学研教育総合研究所の「白書シリーズ」とは
この「白書シリーズ」は、学研グループが40年以上前から続けている大規模なアンケート調査です。時代とともに変化する子どもたちの「今」を捉え、そのリアルな姿を広く社会に発信しています。今回の調査結果も、教育機関や企業、そして私たち保護者が子どもたちの未来を考える上で貴重なデータとなるでしょう。
この調査から見えること:私たち親ができること
小学生の「将来つきたい職業」で「ネット配信者」が上位になったのは、現代の子どもたちの関心事が大きく変化している証拠です。インターネットやSNSが身近になり、そこから多くの情報や夢を得ていることが分かります。

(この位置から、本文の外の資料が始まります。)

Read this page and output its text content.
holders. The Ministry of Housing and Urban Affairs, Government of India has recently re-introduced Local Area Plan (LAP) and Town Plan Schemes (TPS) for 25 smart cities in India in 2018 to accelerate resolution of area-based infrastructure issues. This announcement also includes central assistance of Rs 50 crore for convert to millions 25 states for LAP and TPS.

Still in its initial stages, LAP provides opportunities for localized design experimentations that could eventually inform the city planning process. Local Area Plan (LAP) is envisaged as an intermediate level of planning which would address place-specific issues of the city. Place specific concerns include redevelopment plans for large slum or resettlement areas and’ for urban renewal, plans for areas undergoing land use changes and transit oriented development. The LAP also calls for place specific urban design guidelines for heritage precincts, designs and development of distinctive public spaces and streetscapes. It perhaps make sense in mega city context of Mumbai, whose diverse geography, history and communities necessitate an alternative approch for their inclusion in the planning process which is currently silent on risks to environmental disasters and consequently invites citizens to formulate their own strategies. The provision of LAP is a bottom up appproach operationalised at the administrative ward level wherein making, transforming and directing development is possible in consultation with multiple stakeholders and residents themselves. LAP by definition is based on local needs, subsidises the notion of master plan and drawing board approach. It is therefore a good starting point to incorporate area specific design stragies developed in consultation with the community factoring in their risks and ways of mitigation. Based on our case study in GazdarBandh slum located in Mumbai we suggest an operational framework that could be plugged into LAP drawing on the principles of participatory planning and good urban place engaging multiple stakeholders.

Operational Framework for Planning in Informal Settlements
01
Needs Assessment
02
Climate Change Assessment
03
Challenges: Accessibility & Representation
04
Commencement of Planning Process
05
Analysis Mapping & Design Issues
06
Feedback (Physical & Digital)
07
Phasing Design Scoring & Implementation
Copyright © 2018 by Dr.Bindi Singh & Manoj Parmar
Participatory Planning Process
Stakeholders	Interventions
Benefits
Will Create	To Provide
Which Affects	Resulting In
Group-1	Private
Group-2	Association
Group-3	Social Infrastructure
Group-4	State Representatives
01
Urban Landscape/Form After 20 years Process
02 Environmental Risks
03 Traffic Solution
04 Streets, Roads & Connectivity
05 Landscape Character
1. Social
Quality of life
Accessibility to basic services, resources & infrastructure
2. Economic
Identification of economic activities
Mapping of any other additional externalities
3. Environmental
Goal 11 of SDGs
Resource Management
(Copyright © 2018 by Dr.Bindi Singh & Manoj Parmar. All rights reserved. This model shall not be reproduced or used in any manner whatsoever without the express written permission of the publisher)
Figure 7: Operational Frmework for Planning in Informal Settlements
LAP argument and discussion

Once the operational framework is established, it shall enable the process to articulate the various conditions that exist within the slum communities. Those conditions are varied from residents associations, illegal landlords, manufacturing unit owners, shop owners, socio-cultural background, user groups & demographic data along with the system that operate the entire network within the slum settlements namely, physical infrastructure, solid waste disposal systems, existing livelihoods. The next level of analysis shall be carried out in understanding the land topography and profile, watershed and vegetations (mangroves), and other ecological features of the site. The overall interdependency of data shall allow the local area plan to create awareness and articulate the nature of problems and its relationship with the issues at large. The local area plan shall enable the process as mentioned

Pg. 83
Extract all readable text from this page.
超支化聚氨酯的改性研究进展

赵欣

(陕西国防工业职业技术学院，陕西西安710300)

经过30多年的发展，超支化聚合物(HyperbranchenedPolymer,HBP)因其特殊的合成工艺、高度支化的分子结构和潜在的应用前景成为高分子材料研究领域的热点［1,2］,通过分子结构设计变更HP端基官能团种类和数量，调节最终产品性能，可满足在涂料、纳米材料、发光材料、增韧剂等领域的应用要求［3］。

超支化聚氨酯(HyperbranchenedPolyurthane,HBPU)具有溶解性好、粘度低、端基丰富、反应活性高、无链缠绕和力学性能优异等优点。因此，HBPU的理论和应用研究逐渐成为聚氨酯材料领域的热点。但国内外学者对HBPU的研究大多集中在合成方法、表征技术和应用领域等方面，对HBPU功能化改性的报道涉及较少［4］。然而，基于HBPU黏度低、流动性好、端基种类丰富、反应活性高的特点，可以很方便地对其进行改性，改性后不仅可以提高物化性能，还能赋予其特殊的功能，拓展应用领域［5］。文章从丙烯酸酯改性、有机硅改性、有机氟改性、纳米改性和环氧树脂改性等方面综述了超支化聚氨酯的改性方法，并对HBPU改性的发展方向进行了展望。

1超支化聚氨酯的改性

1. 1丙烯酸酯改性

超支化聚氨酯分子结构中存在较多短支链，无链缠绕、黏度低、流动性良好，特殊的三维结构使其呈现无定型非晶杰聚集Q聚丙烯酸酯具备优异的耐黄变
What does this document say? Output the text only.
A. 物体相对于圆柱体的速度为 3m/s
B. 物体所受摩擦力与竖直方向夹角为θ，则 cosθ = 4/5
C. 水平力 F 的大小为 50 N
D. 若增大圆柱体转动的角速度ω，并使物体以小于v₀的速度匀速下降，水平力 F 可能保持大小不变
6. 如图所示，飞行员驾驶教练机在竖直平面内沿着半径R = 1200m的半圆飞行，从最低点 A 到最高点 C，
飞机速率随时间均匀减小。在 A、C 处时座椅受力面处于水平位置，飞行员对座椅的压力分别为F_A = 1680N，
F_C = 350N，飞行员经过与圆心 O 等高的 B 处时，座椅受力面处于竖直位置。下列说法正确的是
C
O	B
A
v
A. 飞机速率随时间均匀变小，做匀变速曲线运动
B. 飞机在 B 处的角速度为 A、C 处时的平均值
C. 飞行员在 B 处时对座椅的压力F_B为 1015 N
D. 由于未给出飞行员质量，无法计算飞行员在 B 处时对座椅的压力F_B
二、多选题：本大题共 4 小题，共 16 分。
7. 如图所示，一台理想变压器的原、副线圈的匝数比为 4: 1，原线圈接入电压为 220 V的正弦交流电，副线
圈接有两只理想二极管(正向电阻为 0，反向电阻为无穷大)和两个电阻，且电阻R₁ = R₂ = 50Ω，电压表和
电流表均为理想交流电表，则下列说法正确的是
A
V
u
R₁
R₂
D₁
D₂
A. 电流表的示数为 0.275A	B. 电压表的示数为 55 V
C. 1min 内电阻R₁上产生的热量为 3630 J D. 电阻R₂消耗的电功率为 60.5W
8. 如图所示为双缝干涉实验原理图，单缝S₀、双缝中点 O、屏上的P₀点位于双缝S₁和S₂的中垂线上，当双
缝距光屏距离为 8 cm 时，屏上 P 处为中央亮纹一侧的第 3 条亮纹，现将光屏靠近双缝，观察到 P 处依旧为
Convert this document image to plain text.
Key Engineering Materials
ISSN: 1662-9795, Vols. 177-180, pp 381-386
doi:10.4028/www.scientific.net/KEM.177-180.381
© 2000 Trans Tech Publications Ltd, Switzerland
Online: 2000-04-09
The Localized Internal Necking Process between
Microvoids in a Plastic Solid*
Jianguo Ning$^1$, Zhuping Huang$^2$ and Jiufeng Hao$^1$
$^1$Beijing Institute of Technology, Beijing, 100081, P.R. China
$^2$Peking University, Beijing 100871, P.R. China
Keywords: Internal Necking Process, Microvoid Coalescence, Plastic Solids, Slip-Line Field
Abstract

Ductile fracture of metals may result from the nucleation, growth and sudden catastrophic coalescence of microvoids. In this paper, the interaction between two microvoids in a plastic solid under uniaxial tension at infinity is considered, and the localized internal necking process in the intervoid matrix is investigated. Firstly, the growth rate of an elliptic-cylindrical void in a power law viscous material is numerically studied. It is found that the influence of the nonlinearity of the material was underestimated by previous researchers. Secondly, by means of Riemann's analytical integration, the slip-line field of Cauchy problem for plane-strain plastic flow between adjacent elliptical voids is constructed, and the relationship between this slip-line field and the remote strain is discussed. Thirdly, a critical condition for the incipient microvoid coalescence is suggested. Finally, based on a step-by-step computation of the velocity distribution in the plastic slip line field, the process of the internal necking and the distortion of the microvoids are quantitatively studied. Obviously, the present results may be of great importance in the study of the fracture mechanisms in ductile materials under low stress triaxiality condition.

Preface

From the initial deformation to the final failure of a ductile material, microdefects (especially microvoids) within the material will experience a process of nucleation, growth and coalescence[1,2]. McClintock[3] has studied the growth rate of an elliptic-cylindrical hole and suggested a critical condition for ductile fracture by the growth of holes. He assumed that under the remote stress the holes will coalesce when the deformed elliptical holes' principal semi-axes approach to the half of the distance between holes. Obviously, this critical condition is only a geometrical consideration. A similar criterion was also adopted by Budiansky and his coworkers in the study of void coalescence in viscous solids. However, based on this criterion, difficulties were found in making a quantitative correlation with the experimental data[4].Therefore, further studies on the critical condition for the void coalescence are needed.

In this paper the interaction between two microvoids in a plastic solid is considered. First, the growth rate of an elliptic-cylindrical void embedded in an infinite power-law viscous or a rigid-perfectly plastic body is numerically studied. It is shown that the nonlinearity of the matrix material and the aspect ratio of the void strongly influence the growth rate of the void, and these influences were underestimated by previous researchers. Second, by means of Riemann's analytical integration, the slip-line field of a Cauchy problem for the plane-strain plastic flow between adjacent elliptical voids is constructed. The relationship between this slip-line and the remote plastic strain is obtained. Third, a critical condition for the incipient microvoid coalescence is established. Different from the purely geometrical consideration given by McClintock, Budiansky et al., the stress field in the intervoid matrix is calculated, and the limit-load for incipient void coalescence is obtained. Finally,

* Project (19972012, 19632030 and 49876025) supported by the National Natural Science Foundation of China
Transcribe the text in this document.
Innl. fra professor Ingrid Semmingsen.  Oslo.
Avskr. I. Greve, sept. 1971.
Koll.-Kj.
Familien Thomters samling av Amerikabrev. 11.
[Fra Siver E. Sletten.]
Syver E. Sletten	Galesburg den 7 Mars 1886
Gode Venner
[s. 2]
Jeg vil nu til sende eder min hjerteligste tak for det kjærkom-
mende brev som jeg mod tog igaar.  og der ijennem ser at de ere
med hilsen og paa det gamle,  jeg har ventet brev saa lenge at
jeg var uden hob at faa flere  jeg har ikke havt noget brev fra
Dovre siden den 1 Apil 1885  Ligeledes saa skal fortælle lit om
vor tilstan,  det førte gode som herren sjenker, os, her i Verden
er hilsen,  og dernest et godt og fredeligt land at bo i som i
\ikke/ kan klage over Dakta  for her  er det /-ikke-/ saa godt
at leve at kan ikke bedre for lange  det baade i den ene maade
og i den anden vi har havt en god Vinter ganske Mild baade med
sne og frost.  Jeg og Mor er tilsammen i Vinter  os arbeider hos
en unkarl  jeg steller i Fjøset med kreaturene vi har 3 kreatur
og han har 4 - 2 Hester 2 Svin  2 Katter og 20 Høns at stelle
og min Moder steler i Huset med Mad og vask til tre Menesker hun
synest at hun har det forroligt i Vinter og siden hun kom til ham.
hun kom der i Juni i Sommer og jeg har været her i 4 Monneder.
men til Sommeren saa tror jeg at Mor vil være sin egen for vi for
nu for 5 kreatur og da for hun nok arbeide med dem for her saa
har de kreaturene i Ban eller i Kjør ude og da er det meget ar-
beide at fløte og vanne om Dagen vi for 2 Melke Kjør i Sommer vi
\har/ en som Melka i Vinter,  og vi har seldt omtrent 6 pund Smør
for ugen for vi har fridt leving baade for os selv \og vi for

一方で、小学生がインターネットやSNSで見た情報が「本当かどうか」を確かめる方法として、最も多かったのが「家族に聞く」という回答でした。これは、子どもたちが情報の真偽を判断する際に、親の存在が非常に大きいことを示しています。
私たち親は、子どもたちが多様な夢を持つことを応援しつつ、デジタル社会で生きるために必要な情報リテラシーを育む手助けをしていくことが大切だと感じます。一緒にニュースを見たり、インターネットの情報をどう判断するか話したりする機会を設けるのも良いかもしれません。
まとめ
今回の学研教育総合研究所の調査からは、現代の子どもたちが描く未来の姿や、理想とする大人像が具体的に見えてきました。特に小学生では、新しい職業への関心と、家族や友人との関係性を大切にする気持ちが強く表れています。
子どもたちの「今」を知ることで、私たち保護者は、彼らが健やかに成長し、自分らしい未来を切り開いていけるよう、より良いサポートができるのではないでしょうか。